Gördüm ben bu yaşam boyu iniltiyi

Büyük bahçelerin küçük içinde

Saksılardan birinde

Gördüm de

Uyurken uyandırılmış gibi

Beni bir sardunya büyüttü belki.”

İniltiyi işitmeyip görmek, duyular arası yer değiştirmelere neden olan şey uyurken uyandırılma hali: derin bir rahatsızlık daha ilk dizelerde yürürlüktedir; hangi uykudan, hangi sınıfın rüyasından ya da “tarih kâbusu”ndan uyanıyordur Ruhi Bey, dahası uyandıran kim? “Kimse kimseyi sevemez / ama hiç kimse” itirazı “birbirinizi sevin” sözünün çağdaş formlarının karşısına yeni problemler yüklenerek çıkıyordur.

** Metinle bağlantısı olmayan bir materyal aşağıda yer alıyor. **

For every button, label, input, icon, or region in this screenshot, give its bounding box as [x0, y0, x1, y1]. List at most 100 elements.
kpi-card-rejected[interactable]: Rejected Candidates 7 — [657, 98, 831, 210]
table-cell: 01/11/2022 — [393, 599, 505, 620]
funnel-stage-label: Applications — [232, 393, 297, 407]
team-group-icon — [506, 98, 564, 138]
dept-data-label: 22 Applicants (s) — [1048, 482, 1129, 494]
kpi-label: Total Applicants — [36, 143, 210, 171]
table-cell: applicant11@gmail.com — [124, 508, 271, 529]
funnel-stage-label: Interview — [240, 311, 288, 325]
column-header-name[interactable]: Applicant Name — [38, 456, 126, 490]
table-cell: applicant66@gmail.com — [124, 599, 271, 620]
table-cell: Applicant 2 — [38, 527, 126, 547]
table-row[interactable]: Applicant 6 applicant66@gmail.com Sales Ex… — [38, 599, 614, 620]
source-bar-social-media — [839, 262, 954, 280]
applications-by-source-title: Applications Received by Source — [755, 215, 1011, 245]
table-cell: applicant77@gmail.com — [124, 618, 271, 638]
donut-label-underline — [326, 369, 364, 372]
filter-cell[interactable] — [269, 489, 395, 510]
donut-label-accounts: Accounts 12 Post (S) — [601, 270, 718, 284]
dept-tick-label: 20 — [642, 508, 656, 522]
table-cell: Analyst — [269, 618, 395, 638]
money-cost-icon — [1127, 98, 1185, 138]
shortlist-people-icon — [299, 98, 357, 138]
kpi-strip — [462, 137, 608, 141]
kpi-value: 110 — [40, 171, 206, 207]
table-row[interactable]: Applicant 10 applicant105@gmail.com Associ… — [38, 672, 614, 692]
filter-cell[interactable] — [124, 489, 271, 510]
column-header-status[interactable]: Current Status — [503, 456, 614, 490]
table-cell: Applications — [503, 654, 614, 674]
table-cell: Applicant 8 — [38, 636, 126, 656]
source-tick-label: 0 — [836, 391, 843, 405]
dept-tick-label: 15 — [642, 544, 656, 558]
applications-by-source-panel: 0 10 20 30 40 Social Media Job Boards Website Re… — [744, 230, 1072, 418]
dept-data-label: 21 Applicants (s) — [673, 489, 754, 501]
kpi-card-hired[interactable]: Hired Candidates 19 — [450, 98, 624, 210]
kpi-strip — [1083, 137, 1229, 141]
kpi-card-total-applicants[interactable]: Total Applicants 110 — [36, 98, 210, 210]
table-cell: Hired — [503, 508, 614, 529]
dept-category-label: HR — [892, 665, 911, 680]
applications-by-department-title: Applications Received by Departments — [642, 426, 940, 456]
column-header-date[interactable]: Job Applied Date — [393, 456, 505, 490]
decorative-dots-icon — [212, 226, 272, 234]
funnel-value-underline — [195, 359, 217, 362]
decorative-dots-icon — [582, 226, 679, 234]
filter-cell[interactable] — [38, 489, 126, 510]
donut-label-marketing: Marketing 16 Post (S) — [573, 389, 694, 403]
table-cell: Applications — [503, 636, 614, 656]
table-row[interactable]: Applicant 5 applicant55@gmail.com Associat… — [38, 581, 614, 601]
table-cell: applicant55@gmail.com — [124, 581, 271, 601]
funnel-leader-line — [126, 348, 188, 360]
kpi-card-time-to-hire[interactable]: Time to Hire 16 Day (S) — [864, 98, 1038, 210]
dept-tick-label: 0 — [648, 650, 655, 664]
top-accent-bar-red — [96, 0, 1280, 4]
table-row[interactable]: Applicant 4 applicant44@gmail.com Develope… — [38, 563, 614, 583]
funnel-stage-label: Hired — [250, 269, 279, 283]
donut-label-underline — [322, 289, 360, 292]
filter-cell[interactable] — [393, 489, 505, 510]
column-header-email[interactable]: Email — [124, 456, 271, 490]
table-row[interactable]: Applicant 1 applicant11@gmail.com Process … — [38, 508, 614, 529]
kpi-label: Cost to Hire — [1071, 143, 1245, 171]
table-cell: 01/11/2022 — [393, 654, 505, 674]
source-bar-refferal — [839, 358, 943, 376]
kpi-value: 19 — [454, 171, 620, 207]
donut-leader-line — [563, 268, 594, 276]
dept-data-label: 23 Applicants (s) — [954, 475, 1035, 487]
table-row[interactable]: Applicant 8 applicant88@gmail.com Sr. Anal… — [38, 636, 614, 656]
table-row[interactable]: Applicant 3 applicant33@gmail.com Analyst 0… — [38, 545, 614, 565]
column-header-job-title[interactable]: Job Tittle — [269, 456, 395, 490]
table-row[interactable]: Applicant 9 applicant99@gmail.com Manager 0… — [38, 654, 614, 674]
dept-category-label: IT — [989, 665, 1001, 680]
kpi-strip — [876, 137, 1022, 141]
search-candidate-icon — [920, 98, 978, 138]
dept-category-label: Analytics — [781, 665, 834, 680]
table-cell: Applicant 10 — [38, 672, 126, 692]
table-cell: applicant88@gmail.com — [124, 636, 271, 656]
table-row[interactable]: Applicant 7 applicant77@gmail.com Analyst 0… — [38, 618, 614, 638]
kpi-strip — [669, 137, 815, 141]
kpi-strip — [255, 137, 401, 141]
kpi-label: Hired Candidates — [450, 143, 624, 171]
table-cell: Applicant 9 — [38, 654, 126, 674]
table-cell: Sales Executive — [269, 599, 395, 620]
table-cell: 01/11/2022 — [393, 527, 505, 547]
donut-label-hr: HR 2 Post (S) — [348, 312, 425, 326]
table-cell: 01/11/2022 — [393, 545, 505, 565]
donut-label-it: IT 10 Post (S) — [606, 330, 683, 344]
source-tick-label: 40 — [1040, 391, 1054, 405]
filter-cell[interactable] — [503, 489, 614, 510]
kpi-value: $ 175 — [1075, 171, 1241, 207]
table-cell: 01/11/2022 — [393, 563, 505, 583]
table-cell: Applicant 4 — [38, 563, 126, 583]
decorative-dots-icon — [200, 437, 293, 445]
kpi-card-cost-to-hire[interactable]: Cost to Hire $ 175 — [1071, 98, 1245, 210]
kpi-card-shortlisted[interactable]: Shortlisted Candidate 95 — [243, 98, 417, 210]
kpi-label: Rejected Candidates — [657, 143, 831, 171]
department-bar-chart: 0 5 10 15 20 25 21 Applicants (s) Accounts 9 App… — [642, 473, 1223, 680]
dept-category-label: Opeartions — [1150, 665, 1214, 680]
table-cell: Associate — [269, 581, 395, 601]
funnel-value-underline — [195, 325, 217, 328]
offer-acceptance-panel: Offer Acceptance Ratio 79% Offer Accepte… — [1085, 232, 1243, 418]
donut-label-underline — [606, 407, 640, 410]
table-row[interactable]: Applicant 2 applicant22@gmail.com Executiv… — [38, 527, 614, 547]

Ne var ki, kendi hiddetini kuşanmış “kimse kimseyi sevemez” dizesi Hobbesçu düşmanlık söylemine, aşağıdakilerin nefret ve fenalık rejimlerine, kapitalist dünyanın rekabetçi işleyişine, oradan da sağ-faşist bir estetik duyuşa yakın düşmez, daha ziyade insandaki bir kapasite kaybına, kudret çekilmesine tekabül eder, yanı sıra kimi zor soruları da gündeme getirerek: insan sevmeye yeniden muktedir olabilir mi? Sevgi ve güç arasında ne türden bir ilişki var? Sevgi istencinin tazyikiyle cisimleşen bir öfkenin kendi siyasal bilincini edinmesi, dilini kurması mümkün müdür? Öfke tekil-bireysel bir koordinattan çoğul-kolektif bir koordinata nasıl geçer, bu esnada nefretin ayartma girişimlerine nasıl karşı koyar? Birbirine yapışmış, iç içe geçmiş, tanımsızlaşmış duyguların katalizörü olarak öfkenin ifade biçimlerinde sevginin yeri neresidir, şiddet hangi yakada durur? “Kimse kimseyi sevemez” sözü “birbirinizi sevin” ile hangi noktalarda buluşabilir, hiç değilse hangi eşiklerde birbirleriyle bakışabilir? Çoğaltılabilir tüm bu sorular bir yerde toparlanırsa: sahi kimdir bu Ruhi Bey; yıkıcı öfkesinde sevginin hangi bekletilmiş, mahcup düşürülmüş cevheri ışıldar?


[1] Ulus Baker, Fragmanlar, İstanbul: Birikim Yayınları.

[2] Ayhan Geçgin, “Karanlık Oda (VI): Hayvan, İnsan”, K24.

[3] Oktay Rifat, Danaburnu, İstanbul: YKY, 2020, s. 169.